24. Esta interpretação, além de não ter respaldo na lei, viola claramente o disposto na Diretiva 2000/26/CE.

25. Face o exposto, deverá ser considerado que a Ré ainda não cumpriu o dever imposto pelo artigo 36º nº1 alínea e) do Decreto-Lei, isto é, não formalizou, de forma positiva, o teor da obrigação que sobre si impende, devendo ser condenada no pagamento da penalização imposta pelo artigo 40º nº2 do referido normativo até que tal comunicação seja expedida e do conhecimento da aqui Autora.

26. Assim, verifica-se que o Tribunal Recorrido violou o teor dos artigos 33º nºs 2 e 7, 34º nºs 1 e 3, 36º nº1 alíneas a) a e), 38º nºs 1 e 2, 40º nºs 1 e 2 e 46ºdo Decreto-Lei 291/2007, 9º nº3, 218º e232º do Código Civil e 4º nº6 daDiretiva2000/26/CE.

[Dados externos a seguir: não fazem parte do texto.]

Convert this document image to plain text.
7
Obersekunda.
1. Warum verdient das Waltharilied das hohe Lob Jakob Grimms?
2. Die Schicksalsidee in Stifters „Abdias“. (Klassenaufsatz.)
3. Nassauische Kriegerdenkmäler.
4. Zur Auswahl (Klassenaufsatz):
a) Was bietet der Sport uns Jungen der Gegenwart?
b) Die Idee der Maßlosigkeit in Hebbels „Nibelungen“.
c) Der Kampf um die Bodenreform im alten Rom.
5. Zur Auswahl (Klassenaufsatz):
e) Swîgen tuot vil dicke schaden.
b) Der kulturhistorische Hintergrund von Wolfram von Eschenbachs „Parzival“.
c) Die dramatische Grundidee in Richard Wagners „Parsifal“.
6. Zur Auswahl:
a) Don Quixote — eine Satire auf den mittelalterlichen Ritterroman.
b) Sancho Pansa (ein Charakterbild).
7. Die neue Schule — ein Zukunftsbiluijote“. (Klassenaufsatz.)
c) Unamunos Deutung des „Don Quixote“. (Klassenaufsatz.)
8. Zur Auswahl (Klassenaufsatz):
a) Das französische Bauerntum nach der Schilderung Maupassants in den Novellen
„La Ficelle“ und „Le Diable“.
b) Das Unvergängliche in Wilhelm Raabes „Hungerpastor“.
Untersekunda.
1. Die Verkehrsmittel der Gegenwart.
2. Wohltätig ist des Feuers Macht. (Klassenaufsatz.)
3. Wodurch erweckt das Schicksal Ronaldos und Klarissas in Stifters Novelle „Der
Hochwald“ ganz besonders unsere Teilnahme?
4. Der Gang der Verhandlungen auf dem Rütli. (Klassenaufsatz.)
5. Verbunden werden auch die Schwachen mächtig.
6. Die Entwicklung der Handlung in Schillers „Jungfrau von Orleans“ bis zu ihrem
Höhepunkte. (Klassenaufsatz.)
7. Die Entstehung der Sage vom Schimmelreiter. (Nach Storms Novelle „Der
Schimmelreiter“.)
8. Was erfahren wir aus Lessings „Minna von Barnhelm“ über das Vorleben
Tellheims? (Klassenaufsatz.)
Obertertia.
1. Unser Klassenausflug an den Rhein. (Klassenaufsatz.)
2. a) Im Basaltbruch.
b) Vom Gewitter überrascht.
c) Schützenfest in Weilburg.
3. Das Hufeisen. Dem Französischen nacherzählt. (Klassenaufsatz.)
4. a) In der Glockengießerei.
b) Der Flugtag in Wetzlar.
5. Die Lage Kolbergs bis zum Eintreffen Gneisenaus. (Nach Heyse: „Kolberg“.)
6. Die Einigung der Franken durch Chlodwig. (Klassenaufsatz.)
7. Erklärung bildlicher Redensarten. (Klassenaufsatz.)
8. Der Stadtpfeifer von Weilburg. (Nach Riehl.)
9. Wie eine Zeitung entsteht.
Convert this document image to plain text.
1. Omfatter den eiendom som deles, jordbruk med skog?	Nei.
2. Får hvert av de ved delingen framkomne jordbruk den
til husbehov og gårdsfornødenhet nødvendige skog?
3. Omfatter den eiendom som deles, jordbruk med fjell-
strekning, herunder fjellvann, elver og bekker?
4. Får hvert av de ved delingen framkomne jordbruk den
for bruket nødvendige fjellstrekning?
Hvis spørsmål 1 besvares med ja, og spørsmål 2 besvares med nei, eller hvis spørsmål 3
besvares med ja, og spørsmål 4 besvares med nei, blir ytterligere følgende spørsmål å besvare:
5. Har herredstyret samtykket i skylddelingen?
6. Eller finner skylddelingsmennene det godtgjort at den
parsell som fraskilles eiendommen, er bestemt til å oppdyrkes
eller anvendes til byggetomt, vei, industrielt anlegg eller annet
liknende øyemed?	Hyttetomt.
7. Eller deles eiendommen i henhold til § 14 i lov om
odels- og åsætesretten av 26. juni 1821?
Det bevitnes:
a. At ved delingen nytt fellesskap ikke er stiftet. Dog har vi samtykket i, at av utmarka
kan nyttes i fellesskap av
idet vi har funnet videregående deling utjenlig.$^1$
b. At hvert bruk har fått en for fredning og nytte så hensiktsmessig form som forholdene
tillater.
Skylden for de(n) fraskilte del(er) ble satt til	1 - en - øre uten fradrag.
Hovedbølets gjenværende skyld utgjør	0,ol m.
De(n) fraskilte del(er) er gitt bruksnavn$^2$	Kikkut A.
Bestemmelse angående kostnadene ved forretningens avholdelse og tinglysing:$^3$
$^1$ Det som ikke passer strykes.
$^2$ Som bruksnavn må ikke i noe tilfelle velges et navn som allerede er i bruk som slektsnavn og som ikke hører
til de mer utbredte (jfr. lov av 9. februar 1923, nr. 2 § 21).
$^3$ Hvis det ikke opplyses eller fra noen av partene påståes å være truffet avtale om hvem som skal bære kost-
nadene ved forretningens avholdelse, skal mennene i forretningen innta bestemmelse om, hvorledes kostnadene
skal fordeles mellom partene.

27. Assim deve considerar-se a Ré devedora de uma verba de €100,00 por dia contabilizado a partir do dia 08.03.2019, que se deve considerar o dia em que tomou conhecimento do sinistro, até ao dia em que a sua Contestação se presume notificada à aqui Autora, ou seja, o dia 09.07.2020, perfazendo um total de 48.900,00€ (quarenta e oito mil e novecentos euros), à razão de 100,00€ diários489 dias, ou, tal não se entendendo, até ao dia em que a Ré efetivamente apresentar uma proposta à aqui Autora, não sendo suficiente a mera assunção de responsabilidade sem a apresentação de uma proposta concreta de indemnização, o que, notoriamente, ainda não sucedeu no âmbito da presente regularização de sinistro.

28. Tendo em consideração o alegado no articulado 10º das presentes Alegações, devendo considerar-se rececionada a 22 de janeiro de 2018, atendendo a três dias de trânsito postal, a carta enviada pela representante da Autora a 19 de janeiro de 2018, a Ré deveria ter tomado as seguintes diligências, nos termos do artigo 36º do Decreto-Lei 291/2007 (…)”.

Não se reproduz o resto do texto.